Reviews for Dying Dreams
Cassandra30 chapter 1 . 7/3/2009
Charmina chapter 1 . 6/3/2007
Lol, great story! It was so beautiful and angsty all the way through that tears almost leaked out of my eyes, and then the ending just turned it on its head and made me crack a smile! I could just picture Snapes face if Harry ever called him Dad ) And the last sentance was just brilliant! Ridiculous indeed!

Wonderful story and it's going straight to my favs!
dancingkatz chapter 1 . 12/1/2006
Very powerful writing. Your profile says you like writing angsty stuff but I think a better term would be pathos. Angst is something the reader stays outside of, like watching a car wreck as you creep by on the highway. Pathos (from the same root word as compassion) is the same difficult situations and emotional upheaval for the character as angst but it's not vouyeristic. It's done in such a way that the reader commiserates with and is inside the experience with the character. You definitely succeeded in doing that with this story.

I also think you handled the stream of consciousness style very well. Harry's slipping back to age seven and thinking he was still at the Dursley's seems a perfectly reasonable response to a traumatic head injury from falling from his broom.
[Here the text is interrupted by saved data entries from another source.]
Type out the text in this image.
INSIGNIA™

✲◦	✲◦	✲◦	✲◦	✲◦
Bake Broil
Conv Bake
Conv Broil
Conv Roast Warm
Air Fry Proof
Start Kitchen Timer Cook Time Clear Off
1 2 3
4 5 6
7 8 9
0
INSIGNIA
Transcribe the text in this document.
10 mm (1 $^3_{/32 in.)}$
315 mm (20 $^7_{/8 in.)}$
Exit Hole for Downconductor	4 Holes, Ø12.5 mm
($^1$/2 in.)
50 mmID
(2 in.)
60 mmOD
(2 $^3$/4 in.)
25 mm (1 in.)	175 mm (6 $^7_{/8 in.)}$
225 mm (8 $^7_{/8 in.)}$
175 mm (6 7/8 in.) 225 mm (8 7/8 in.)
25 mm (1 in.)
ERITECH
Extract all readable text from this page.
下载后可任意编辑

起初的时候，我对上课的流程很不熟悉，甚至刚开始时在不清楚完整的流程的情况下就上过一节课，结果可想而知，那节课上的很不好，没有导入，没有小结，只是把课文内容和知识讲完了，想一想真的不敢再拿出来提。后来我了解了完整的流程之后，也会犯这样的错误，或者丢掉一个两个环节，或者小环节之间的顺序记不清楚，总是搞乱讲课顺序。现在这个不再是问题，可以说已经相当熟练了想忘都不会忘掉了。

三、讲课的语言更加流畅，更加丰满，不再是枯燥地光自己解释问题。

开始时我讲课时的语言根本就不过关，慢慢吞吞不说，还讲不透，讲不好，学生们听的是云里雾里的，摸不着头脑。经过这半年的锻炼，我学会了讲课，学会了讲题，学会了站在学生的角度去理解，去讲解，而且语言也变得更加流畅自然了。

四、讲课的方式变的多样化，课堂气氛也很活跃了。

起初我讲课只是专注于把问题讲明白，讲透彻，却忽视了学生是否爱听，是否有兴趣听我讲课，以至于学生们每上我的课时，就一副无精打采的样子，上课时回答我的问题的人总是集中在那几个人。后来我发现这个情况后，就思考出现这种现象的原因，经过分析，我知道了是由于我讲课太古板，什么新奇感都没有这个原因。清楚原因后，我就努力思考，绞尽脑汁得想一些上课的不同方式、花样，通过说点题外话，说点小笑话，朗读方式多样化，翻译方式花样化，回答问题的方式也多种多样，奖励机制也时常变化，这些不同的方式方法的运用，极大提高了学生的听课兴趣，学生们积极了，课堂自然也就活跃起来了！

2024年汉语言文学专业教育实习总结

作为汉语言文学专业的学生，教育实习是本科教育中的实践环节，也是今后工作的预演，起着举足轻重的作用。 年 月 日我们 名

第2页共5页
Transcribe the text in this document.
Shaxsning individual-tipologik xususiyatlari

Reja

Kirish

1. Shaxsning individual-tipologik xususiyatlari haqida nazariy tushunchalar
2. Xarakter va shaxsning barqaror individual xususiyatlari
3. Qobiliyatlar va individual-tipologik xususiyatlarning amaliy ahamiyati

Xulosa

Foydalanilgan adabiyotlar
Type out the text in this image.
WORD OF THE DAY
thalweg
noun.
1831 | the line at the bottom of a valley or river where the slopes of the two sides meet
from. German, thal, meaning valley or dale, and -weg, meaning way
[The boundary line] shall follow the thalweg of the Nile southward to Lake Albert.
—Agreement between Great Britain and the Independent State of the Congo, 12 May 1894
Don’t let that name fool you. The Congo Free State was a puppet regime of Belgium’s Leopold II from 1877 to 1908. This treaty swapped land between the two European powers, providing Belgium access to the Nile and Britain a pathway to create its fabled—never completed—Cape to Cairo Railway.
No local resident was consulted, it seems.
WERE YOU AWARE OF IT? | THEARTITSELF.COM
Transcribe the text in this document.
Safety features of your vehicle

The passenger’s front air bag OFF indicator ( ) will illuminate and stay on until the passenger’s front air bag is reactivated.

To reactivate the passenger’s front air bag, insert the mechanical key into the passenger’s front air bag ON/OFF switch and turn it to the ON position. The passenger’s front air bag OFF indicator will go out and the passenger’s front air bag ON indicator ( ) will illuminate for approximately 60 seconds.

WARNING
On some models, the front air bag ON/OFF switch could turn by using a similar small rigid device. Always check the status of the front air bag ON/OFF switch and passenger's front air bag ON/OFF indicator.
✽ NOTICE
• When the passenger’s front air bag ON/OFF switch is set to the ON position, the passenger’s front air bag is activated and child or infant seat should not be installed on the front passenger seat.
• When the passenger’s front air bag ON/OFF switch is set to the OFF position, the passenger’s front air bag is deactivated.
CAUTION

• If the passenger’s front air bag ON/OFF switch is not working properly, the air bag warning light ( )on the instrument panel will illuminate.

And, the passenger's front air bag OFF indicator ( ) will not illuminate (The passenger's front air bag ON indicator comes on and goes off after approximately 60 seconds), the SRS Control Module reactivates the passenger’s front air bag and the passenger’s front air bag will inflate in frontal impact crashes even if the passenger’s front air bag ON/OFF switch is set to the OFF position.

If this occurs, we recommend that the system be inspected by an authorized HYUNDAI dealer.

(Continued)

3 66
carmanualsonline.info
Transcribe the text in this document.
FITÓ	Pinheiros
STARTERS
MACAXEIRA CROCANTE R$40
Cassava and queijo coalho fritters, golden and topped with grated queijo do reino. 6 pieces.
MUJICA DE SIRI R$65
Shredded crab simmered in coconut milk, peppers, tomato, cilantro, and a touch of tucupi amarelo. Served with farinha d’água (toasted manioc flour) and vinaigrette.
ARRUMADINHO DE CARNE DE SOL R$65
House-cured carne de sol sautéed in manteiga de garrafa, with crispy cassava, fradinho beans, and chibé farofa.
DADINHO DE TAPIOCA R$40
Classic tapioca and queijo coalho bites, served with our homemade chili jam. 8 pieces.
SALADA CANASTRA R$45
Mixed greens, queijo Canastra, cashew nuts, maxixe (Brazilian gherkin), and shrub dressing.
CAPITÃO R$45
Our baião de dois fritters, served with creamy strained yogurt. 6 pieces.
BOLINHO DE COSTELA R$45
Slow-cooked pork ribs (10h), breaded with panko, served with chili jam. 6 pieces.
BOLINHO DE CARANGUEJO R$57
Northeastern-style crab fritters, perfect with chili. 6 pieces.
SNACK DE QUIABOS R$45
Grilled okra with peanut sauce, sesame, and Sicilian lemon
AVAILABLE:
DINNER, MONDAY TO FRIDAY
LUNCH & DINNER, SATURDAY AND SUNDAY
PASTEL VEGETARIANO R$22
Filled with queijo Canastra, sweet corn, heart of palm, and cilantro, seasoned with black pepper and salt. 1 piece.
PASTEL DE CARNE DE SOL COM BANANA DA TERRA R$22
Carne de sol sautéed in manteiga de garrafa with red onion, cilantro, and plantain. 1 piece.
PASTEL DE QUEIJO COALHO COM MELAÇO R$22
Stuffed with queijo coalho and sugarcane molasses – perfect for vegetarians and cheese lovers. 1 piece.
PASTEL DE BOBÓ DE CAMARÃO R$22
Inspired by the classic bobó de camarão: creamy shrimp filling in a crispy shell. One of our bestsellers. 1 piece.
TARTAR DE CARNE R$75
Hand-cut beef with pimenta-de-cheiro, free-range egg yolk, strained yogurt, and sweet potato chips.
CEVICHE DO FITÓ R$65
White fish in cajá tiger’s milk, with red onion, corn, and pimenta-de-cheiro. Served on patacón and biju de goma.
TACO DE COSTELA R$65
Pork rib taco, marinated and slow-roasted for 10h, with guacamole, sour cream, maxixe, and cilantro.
Best of all, though Harry was obviously confused, the writing did't confuse me. I immediately identified the adults as Mrs. Weasley and Severus Snape. And Snape's line about Harry calling him "Dad" was so in-character and utterly priceless.

Please keep on writing. If your acting and other performing is as good as what you write, I think you'll go far in your chosen profession. Good Luck!
kumydabookworm chapter 1 . 8/24/2006
Hey SM! :D It's me - this is my review in exchange for your banner for If Only They Knew...

I loved the young!Harry POV. Never seen a story from his perspective before.

One error: Uncle Vernon wouldn't say "Sweet Merlin" - that's an interjection a wizard would use. ;)

Great work!

Axis of Equinox chapter 1 . 7/20/2006
Good egg! I liked the confused thought patterns- very stream of consciousness. One comment: Snapes's (I'm assuming it's snape) little threat at the end there seems to come on a bit... uh... strong, so, assuming he's not been kidnapped by snape or whatever, you could mabye try to tone it down a bit. Who was kissing him? Will I find out or is this vignette? *gives you two more gold stars*
Jewels chapter 1 . 7/17/2006
I am sorry. I never got the chance to review this once you posted it, so I shall do it now. As I said before, it is wonderful. You really do have a soulful writing style. Every word touches the heart.
MadeleineElizabeth chapter 1 . 7/12/2006
wow... just wow that was great... i cant say anymore... i am speechless
excessivelyperky chapter 1 . 7/11/2006
Wow! Very good stream of consciousness-very surreal as well.

Skyhiatrist chapter 1 . 7/11/2006
Your writing style is incredible. This is one of the most breath-taking and tragically beautiful pieces of fiction I have ever read. The structure was so moving and the pace was excellent. The content itself was terrible, in a heart-wrenching sort of way. So sad and so unfair. You are a truly gifted writer. -Sky.